Telling ChatGPT to fact-check a random answer before solving an actual problem makes it think harder, and get the answer right more often – even if the earlier ‘random’ answer has nothing to do with your real query.

 

An interesting new paper from China has developed a very low-cost method to stop language models such as ChatGPT from hallucinating, and to improve the quality of answers: get the model to fact-check the answer to a totally unrelated question first:

An example of an unrelated question that can 'free the mind' of an LLM, and help it to focus on a (real) subsequent inquiry. Source: https://arxiv.org/pdf/2511.21734

An example of an unrelated question that can ‘free the mind’ of an LLM, and help it to focus on a (real) subsequent inquiry. Source

This Zen slap is an incredibly cheap way of improving performance, compared to other more involved methods, such as fine-tuning, prompt-crafting and parallel sampling, and it works on open and closed-source models alike, indicating the discovery of a fundamental character trait common to multiple LLM architectures (rather than a fragile quirk particular to specific training materials or methods).

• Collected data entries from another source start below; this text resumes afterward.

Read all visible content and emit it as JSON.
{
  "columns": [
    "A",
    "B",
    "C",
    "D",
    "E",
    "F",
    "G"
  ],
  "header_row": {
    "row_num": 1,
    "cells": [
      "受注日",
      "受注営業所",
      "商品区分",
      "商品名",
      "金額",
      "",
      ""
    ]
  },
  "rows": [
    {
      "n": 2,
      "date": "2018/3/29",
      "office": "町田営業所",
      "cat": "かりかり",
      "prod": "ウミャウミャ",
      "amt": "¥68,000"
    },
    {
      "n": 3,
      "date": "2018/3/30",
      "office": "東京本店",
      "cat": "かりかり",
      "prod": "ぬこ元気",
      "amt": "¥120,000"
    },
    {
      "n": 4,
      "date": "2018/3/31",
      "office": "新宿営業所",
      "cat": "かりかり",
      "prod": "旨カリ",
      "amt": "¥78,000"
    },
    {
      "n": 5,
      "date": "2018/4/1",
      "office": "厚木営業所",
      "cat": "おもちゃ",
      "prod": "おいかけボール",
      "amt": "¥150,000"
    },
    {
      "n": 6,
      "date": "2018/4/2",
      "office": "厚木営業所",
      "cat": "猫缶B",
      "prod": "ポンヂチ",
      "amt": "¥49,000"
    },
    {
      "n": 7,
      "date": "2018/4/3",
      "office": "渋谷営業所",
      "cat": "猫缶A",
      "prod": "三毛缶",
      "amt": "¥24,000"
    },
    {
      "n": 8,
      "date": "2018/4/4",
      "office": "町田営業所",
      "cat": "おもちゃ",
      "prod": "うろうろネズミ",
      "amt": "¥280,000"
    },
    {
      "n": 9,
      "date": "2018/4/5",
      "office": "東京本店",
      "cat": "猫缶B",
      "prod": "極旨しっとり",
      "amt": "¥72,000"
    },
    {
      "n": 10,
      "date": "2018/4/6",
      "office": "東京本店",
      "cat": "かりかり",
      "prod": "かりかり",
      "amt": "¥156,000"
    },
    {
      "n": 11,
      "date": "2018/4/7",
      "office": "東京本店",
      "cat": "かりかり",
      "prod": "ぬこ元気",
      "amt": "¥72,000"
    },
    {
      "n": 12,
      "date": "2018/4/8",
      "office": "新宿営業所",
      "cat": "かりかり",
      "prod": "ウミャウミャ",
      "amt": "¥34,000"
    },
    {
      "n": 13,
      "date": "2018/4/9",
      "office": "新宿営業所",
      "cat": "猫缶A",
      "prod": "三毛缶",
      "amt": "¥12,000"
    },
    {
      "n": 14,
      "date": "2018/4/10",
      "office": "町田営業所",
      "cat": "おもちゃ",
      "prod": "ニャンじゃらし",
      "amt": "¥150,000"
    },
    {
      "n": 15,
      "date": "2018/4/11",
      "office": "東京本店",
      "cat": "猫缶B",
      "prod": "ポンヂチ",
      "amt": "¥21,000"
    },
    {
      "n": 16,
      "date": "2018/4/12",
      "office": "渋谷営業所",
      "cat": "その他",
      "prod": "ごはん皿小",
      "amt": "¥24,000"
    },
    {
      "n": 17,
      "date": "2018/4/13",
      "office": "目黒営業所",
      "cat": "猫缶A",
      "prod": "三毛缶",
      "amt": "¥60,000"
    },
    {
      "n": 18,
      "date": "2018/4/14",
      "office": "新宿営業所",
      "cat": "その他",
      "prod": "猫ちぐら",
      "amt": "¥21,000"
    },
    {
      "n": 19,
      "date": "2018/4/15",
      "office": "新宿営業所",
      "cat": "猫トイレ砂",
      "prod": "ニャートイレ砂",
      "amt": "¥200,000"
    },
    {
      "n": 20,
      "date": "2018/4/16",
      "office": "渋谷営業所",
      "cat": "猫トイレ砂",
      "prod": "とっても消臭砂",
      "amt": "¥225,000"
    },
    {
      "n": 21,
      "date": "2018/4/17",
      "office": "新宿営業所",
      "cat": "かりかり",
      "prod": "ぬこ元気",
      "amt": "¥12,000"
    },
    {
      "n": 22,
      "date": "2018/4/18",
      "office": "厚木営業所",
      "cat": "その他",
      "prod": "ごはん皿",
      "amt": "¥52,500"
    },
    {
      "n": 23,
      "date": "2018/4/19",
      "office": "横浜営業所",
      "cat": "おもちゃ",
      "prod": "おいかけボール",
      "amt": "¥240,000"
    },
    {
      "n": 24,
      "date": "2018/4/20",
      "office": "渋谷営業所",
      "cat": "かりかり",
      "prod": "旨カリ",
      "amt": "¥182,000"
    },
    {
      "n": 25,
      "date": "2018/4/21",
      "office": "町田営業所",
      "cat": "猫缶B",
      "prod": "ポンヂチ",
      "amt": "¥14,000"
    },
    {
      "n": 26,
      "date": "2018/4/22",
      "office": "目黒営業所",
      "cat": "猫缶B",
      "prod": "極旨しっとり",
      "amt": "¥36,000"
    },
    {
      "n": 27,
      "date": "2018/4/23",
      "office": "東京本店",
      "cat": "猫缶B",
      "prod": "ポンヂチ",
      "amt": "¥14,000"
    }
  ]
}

The authors outline the economies of scale possible by improving output in this Spartan manner*:

‘To implement with minimal additional prior knowledge, VF only needs to provide a random/trivial answer in the prompt. The verification process turns out to have much fewer output tokens than an ordinary CoT path, [sometimes] even no explicit verification-only process, thus [requiring] very [little] additional test-time computation.’

In tests, this approach – dubbed Verification-First (VF) –  was able to improve responses in a diversity of tasks, including mathematical reasoning, across open source and commercial platforms.

Part of the reason why this technique works may be grounded in the way that language models soak up and appropriate trends in human psychology, so that a direct question may make the model ‘defensive’ and ‘nervous’, whereas a request to verify the work of another does not engage these ‘survival instincts’.

The core idea is that verifying an answer takes less effort than generating one from scratch, and can trigger a different reasoning path that complements standard chain-of-thought.

Prompting the model to critique a given answer (i.e., an answer that the model has not been involved in creating) may also activate a kind of critical thinking that helps avoid overconfidence in the model’s own first impressions.

The work characterizes the process in terms of a reverse-reasoning path:

Starting from a proposed answer and reasoning backward toward the question can expose shortcuts or insights that are harder to find when reasoning forward from the problem alone. This 'reverse path' may follow a simpler trajectory and offer complementary information to standard chain-of-thought reasoning.

Starting from a proposed answer and reasoning backward toward the question can expose shortcuts or insights that are harder to find when reasoning forward from the problem alone. This ‘reverse path’ may follow a simpler trajectory and offer complementary information to standard chain-of-thought reasoning.

The researchers have also concretized the central concept into Iter-VF, a sequential time-test scaling method that iteratively refines answers, avoiding the error accumulation issue common to the self-correcting strategies often found in LLM architectures.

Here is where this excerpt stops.